Opinion
2000-10467
Argued October 11, 2002.
November 4, 2002.
Appeal by the defendant from a judgment of the Supreme Court, Queens County (Hanophy, J.), rendered October 25, 2000, convicting him of murder in the second degree, robbery in the first degree, criminal possession of a weapon in the second degree, and tampering with physical evidence, upon a jury verdict, and sentencing him to an indeterminate term of 25 years to life imprisonment on the conviction of murder in the second degree to run concurrently with an indeterminate term of 12 1/2 to 25 years imprisonment on the conviction of robbery in the first degree, and indeterminate terms of 7 1/2 to 15 years imprisonment on the conviction of criminal possession of a weapon in the second degree and 1 1/3 to 4 years imprisonment on the conviction of tampering with physical evidence, to run concurrently with each other and consecutively to the terms of imprisonment imposed on the convictions of murder in the second degree and robbery in the first degree.
Lynn W. L. Fahey, New York, N.Y. (Melissa S. Horlick of counsel), for appellant.
Richard A. Brown, District Attorney, Kew Gardens, N.Y. (John M. Castellano, Noreen Healey, and Kimberley C. Nielsen of counsel), for respondent.
Before: CORNELIUS J. O'BRIEN, J.P., GABRIEL M. KRAUSMAN, SANDRA L. TOWNES, REINALDO E. RIVERA, JJ.
DECISION ORDER
ORDERED that the judgment is modified, on the law, by providing that the indeterminate term of 7 1/2 to 15 years imprisonment imposed on the conviction of criminal possession of a weapon in the second degree shall run concurrently with the terms of imprisonment imposed on the convictions of murder in the second degree and robbery in the first degree; as so modified, the judgment is affirmed.
The defendant's contention that the police failed to scrupulously honor his right to remain silent is unpreserved for appellate review (see People v.

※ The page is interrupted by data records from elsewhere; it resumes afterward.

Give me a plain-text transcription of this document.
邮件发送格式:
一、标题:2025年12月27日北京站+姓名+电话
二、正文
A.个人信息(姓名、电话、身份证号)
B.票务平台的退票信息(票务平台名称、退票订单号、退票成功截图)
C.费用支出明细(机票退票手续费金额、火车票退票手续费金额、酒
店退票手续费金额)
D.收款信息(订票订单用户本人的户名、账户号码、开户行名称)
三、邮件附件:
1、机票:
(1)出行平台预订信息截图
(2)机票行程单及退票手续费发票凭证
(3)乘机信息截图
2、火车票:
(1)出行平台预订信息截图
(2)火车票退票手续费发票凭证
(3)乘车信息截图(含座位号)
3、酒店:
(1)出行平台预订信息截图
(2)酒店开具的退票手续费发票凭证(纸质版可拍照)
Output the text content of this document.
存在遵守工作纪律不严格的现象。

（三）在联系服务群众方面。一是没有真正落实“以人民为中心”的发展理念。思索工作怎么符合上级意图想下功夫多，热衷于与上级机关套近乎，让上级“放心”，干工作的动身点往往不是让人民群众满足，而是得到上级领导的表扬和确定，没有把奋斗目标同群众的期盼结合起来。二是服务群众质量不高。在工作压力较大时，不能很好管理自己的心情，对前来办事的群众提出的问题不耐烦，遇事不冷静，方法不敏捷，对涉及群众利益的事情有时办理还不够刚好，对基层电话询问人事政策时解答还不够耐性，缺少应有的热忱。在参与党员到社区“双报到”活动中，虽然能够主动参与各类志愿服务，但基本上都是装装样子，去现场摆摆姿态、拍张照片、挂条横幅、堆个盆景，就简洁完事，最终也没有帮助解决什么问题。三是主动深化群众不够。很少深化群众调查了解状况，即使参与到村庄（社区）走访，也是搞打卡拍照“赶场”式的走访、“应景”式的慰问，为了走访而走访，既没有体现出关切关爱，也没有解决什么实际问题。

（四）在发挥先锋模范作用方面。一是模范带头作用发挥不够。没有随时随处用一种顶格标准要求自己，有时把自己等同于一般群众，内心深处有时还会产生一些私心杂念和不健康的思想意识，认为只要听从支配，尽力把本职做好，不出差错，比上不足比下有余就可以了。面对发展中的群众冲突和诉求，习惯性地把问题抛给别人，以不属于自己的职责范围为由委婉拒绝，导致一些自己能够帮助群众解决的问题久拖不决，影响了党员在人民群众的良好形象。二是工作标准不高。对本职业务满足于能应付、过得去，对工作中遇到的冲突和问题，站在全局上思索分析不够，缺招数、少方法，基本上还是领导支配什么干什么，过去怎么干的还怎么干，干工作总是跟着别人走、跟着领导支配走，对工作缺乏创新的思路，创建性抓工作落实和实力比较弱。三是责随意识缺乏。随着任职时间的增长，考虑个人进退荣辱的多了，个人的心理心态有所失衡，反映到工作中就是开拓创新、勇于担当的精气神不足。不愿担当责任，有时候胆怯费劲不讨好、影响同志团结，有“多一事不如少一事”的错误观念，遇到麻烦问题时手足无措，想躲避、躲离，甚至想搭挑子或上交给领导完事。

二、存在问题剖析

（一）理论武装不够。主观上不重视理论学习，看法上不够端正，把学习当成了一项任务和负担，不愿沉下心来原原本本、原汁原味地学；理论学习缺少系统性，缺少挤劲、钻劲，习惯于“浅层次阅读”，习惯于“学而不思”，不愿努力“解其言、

Mandrachio, 55 N.Y.2d 906, cert denied 457 U.S. 1122; People v. Blanco, 253 A.D.2d 886; People v. Rogers, 245 A.D.2d 395). In any event, this contention is without merit (see People v. Gary, 31 N.Y.2d 68).
Additionally, the defendant was properly identified pursuant to CPL 60.25. Once the witness stated that he had identified the defendant at the constitutionally permissible lineup but could not identify him at trial, testimony establishing that the defendant was the individual identified was properly admitted (see People v. Nival, 33 N.Y.2d 391, cert denied 417 U.S. 903).
The Supreme Court erred in imposing a consecutive sentence for criminal possession of a weapon in the second degree, as the possession of the weapon was a material element of the robbery charge, and the robbery charge was a material element of the felony murder charge (see People v. Williams, 251 A.D.2d 266; People v. Nelson, 171 A.D.2d 702; People v. Riley-James, 168 A.D.2d 740; People v. Adams, 163 A.D.2d 881; Penal Law § 70.25).
As modified, the sentence imposed was not excessive (see People v. Suitte, 90 A.D.2d 80).
The defendant's remaining contention is without merit.
O'BRIEN, J.P., KRAUSMAN, TOWNES and RIVERA, JJ., concur.